Botswana and Zimbabwe: A Tale of Two Countries.

In most African countries, even those that are nominally democratic, the leaders are so far removed from day-to-day public scrutiny that they behave with impunity and in an embarrassingly rapacious manner. Of course, Botswana’s free media plays a vital role in keeping her politicians honest. My visit to Botswana, to give one example, coincided with President Festus Mogae’s last “state of the nation” address. One of the country’s weekly newspapers, Mbegi, carried a page-long response to the president written by the leader of the opposition, who railed against the government’s “laissez-faire” policies.
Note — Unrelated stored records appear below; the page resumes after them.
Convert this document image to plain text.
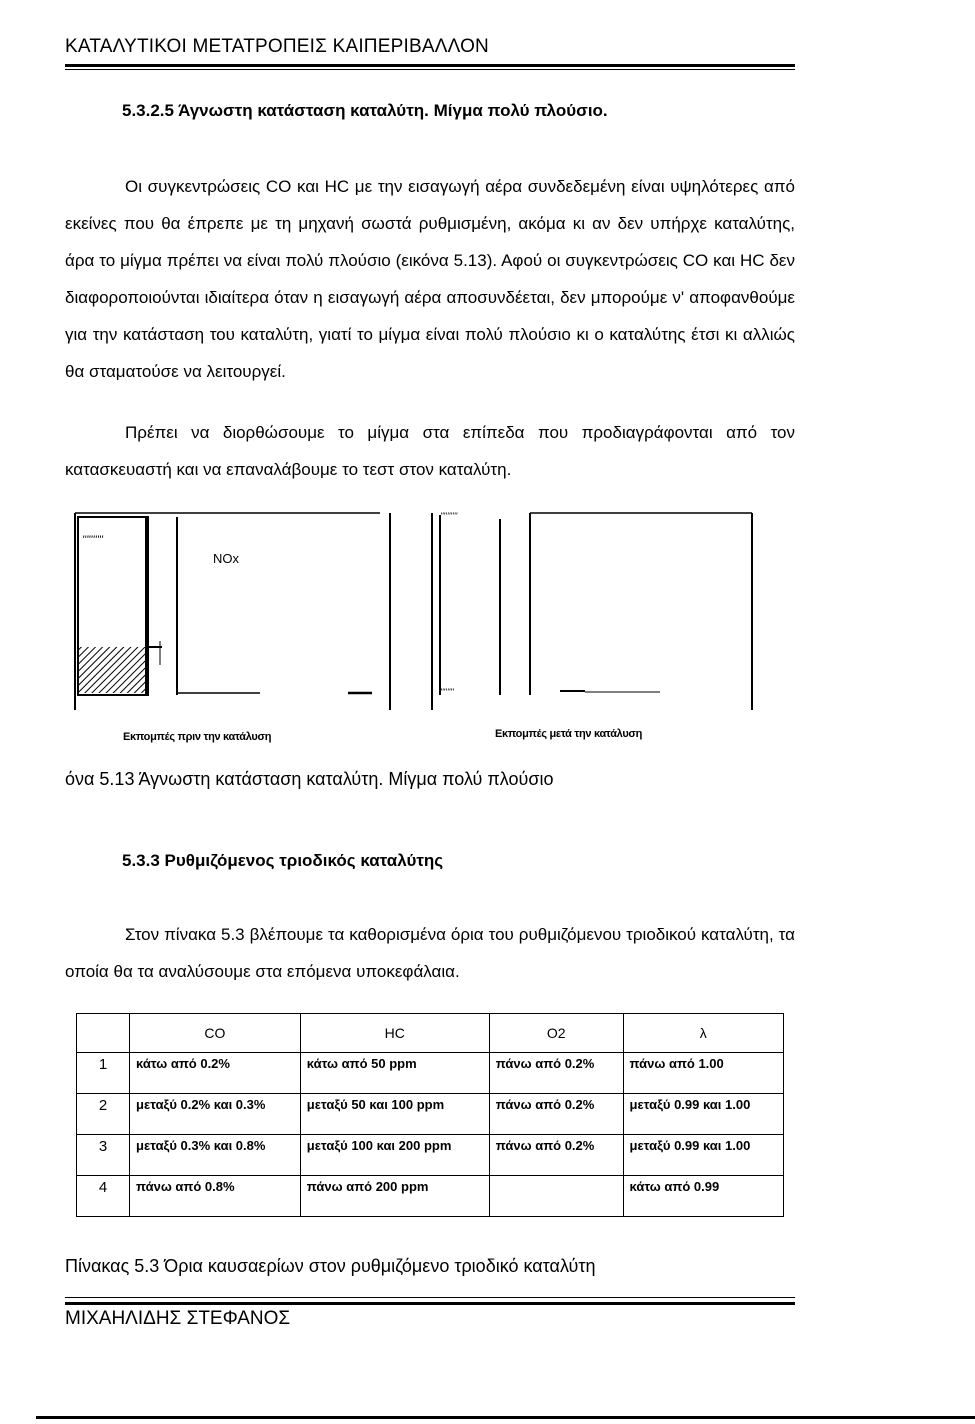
ΚΑΤΑΛΥΤΙΚΟΙ ΜΕΤΑΤΡΟΠΕΙΣ ΚΑΙΠΕΡΙΒΑΛΛΟΝ
5.3.2.5 Άγνωστη κατάσταση καταλύτη. Μίγμα πολύ πλούσιο.
Οι συγκεντρώσεις CO και HC με την εισαγωγή αέρα συνδεδεμένη είναι υψηλότερες από εκείνες που θα έπρεπε με τη μηχανή σωστά ρυθμισμένη, ακόμα κι αν δεν υπήρχε καταλύτης, άρα το μίγμα πρέπει να είναι πολύ πλούσιο (εικόνα 5.13). Αφού οι συγκεντρώσεις CO και HC δεν διαφοροποιούνται ιδιαίτερα όταν η εισαγωγή αέρα αποσυνδέεται, δεν μπορούμε ν' αποφανθούμε για την κατάσταση του καταλύτη, γιατί το μίγμα είναι πολύ πλούσιο κι ο καταλύτης έτσι κι αλλιώς θα σταματούσε να λειτουργεί.
Πρέπει να διορθώσουμε το μίγμα στα επίπεδα που προδιαγράφονται από τον κατασκευαστή και να επαναλάβουμε το τεστ στον καταλύτη.
''''''''''
NOx
''''''''''
''''''''
Εκπομπές πριν την κατάλυση	Εκπομπές μετά την κατάλυση
όνα 5.13 Άγνωστη κατάσταση καταλύτη. Μίγμα πολύ πλούσιο
5.3.3 Ρυθμιζόμενος τριοδικός καταλύτης
Στον πίνακα 5.3 βλέπουμε τα καθορισμένα όρια του ρυθμιζόμενου τριοδικού καταλύτη, τα οποία θα τα αναλύσουμε στα επόμενα υποκεφάλαια.
	CO	HC	O2	λ
1	κάτω από 0.2%	κάτω από 50 ppm	πάνω από 0.2%	πάνω από 1.00
2	μεταξύ 0.2% και 0.3%	μεταξύ 50 και 100 ppm	πάνω από 0.2%	μεταξύ 0.99 και 1.00
3	μεταξύ 0.3% και 0.8%	μεταξύ 100 και 200 ppm	πάνω από 0.2%	μεταξύ 0.99 και 1.00
4	πάνω από 0.8%	πάνω από 200 ppm		κάτω από 0.99
Πίνακας 5.3 Όρια καυσαερίων στον ρυθμιζόμενο τριοδικό καταλύτη
ΜΙΧΑΗΛΙΔΗΣ ΣΤΕΦΑΝΟΣ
Though I disagreed with the substance of his arguments, I was happy to see his freedom of expression honored, especially considering that Botswana has been ruled by the same political party, the Botswana Democratic Party, since 1965.

That brings me to probably the most important legacy of Khama’s presidency: a limited government and one of the freest economies in Africa. (In its 2007 Economic Freedom of the World report, Canada’s Fraser Institute ranked Botswana’s economic freedom on par with that of Belgium and Portugal.) According to Scott Beaulier, an economist at Beloit College, “Khama adopted pro-market policies on a wide front. His new government promised low and stable taxes to mining companies, liberalized trade, increased personal freedoms, and kept marginal income tax rates low to deter tax evasion and corruption.”